Première ministre du Bangladesh depuis 2009, Sheikh Hasina – surnommée la « begum de fer » – a été chassée du pouvoir l’été dernier à l’issue d’un mouvement contestataire massif. Depuis son départ précipité, un nouveau gouvernement, dirigé par Muhammad Yunus, prix Nobel de la paix 2006, tente de rétablir un système démocratique. Parviendra-t-il à définitivement tourner la page de la longue histoire de violence qui marque la vie politique du pays depuis son indépendance ?
Depuis plusieurs mois, les médias occidentaux diffusent largement les récits des atrocités commises par le gouvernement de Sheikh Hasina, renversé en août 2024 après quinze ans de pouvoir à la suite de révoltes étudiantes de grande ampleur qui ont abouti à la mise en place d’un gouvernement intérimaire dirigé par le prix Nobel de la paix Muhammad Yunus.
Sans nier les abus des dernières années de règne de la Ligue Awami (AL) (corruption massive, arrestations arbitraires, emprisonnements, disparitions forcées, etc.) – le parti historique auquel est affiliée l’ex-première ministre, et qui a lutté pour l’indépendance du pays obtenue en 1971 après une longue guerre meurtrière contre le Pakistan –, il convient de porter un regard objectif sur la récente séquence historique.
Une histoire politique dominée par la violence et une lutte de pouvoir entre deux partis
Le Bangladesh National Party (BNP) longtemps représenté par Khaleda Zia, première ministre de 1991 à 1996, d’un côté, et la Ligue Awami (AL) de Sheikh Hasina de l’autre, se sont affrontés sans relâche après l’indépendance de ce pays peuplé aujourd’hui de plus de 170 millions d’habitants.

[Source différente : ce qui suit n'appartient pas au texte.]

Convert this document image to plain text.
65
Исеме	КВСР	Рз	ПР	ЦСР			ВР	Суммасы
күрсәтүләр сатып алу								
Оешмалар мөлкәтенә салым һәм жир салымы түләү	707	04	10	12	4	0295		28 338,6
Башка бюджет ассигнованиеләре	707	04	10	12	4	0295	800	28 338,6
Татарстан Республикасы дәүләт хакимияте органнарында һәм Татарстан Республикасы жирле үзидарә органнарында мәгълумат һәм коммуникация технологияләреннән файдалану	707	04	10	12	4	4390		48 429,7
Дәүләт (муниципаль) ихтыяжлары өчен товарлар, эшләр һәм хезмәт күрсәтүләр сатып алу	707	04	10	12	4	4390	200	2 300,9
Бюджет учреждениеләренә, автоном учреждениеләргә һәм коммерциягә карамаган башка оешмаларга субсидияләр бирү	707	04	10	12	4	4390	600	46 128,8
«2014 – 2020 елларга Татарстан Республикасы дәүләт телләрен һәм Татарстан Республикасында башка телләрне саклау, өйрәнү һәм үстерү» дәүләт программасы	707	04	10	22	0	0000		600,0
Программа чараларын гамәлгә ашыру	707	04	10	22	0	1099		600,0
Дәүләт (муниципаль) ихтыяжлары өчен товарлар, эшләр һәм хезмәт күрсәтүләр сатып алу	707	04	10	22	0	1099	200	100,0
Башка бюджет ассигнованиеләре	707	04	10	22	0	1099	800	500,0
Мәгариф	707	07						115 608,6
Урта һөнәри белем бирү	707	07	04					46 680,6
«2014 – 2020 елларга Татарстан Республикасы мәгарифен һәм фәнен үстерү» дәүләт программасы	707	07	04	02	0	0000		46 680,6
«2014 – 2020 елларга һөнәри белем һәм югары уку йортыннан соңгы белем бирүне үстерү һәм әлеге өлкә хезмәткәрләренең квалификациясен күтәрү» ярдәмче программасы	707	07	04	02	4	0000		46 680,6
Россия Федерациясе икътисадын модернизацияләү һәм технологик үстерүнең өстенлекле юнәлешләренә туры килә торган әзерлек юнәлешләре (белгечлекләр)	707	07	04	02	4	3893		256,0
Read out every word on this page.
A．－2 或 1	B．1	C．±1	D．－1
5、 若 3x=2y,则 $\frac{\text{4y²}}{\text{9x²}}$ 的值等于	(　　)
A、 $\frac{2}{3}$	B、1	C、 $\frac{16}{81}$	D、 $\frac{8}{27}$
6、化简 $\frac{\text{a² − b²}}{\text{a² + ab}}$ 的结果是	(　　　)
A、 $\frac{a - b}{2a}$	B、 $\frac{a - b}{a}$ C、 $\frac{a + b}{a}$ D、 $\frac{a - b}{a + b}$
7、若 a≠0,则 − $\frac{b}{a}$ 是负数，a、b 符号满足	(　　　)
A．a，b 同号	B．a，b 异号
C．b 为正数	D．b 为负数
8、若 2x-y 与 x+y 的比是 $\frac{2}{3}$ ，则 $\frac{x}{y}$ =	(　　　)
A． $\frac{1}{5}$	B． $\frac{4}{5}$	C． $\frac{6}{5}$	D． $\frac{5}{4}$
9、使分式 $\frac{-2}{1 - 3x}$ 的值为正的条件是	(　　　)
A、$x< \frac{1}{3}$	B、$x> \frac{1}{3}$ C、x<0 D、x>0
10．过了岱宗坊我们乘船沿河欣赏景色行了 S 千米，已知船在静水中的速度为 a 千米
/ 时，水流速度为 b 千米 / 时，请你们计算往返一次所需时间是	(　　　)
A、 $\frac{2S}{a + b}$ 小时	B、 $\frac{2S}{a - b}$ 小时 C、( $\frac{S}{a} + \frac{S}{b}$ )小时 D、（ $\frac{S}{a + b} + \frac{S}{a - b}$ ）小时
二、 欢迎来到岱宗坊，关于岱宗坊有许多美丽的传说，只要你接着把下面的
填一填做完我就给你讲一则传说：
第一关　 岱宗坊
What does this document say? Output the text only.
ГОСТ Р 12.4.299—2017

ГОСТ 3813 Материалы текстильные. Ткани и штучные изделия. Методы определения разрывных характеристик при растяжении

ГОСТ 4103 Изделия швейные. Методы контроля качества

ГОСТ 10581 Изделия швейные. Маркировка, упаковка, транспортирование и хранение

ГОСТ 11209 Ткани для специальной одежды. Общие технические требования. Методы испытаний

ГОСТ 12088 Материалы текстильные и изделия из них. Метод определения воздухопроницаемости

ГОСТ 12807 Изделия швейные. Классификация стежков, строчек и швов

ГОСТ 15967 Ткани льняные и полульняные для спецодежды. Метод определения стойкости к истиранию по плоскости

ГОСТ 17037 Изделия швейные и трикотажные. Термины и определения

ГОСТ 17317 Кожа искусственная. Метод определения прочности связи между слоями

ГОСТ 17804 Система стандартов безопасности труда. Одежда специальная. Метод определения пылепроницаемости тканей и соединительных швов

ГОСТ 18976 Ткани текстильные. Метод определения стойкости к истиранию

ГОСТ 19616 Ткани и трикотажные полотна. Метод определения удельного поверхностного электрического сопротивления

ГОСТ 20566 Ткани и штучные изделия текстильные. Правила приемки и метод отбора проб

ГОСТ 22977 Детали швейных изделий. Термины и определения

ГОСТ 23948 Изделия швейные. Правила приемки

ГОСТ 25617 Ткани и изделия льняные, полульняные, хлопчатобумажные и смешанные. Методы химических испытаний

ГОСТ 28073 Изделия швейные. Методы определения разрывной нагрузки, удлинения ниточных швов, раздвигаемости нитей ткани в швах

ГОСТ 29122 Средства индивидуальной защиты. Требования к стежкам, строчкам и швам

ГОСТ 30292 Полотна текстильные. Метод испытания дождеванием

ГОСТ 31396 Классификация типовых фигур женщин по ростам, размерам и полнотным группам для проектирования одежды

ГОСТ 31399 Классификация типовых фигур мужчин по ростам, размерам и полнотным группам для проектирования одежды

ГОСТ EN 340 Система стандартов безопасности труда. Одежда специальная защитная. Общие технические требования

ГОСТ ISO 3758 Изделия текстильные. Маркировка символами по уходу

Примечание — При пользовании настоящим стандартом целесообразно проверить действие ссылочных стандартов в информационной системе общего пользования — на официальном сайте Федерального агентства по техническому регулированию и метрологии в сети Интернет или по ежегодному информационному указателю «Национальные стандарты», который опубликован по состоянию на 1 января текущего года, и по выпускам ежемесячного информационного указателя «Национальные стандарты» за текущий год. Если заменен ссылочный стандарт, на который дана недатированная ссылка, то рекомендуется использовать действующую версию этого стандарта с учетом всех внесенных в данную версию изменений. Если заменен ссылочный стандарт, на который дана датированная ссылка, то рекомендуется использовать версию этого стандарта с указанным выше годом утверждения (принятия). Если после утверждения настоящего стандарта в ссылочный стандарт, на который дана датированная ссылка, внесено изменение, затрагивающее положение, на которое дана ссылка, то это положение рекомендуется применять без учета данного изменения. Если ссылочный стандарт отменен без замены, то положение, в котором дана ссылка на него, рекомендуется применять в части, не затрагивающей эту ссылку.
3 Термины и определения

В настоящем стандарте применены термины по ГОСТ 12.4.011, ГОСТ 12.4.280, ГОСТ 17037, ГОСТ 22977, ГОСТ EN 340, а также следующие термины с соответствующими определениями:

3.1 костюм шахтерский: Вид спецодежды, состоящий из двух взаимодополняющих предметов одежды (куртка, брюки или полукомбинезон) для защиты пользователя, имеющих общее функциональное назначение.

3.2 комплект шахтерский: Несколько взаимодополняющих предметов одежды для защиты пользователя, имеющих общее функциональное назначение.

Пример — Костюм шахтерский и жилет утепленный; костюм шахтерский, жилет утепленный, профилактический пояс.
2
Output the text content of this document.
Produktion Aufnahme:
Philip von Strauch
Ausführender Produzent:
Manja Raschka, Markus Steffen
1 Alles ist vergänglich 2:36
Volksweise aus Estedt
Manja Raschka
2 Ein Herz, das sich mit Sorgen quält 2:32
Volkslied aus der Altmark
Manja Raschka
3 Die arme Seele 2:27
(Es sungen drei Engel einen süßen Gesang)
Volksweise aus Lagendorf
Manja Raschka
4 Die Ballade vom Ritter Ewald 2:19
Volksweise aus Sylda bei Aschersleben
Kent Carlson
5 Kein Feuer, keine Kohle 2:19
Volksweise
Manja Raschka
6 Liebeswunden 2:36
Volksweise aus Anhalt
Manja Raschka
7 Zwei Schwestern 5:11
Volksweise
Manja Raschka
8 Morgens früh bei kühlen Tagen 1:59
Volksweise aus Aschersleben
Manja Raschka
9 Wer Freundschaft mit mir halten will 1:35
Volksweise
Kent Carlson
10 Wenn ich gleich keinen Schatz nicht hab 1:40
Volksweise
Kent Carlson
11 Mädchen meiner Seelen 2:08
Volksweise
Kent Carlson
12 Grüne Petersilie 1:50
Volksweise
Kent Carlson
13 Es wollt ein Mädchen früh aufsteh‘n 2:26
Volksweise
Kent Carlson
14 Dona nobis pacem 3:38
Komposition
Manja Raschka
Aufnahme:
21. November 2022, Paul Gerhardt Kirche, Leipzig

L’AL, qui a été le leader de l’indépendance, était au départ pour un gouvernement laïque d’inspiration socialiste, tandis que le BNP était résolument en faveur d’un État islamique. Ces divergences d’origine se sont néanmoins peu à peu…
Auteur: Monique Selim, Anthropologue, directrice de recherche émérite à l’IRD-CESSMA, Institut de recherche pour le développement (IRD)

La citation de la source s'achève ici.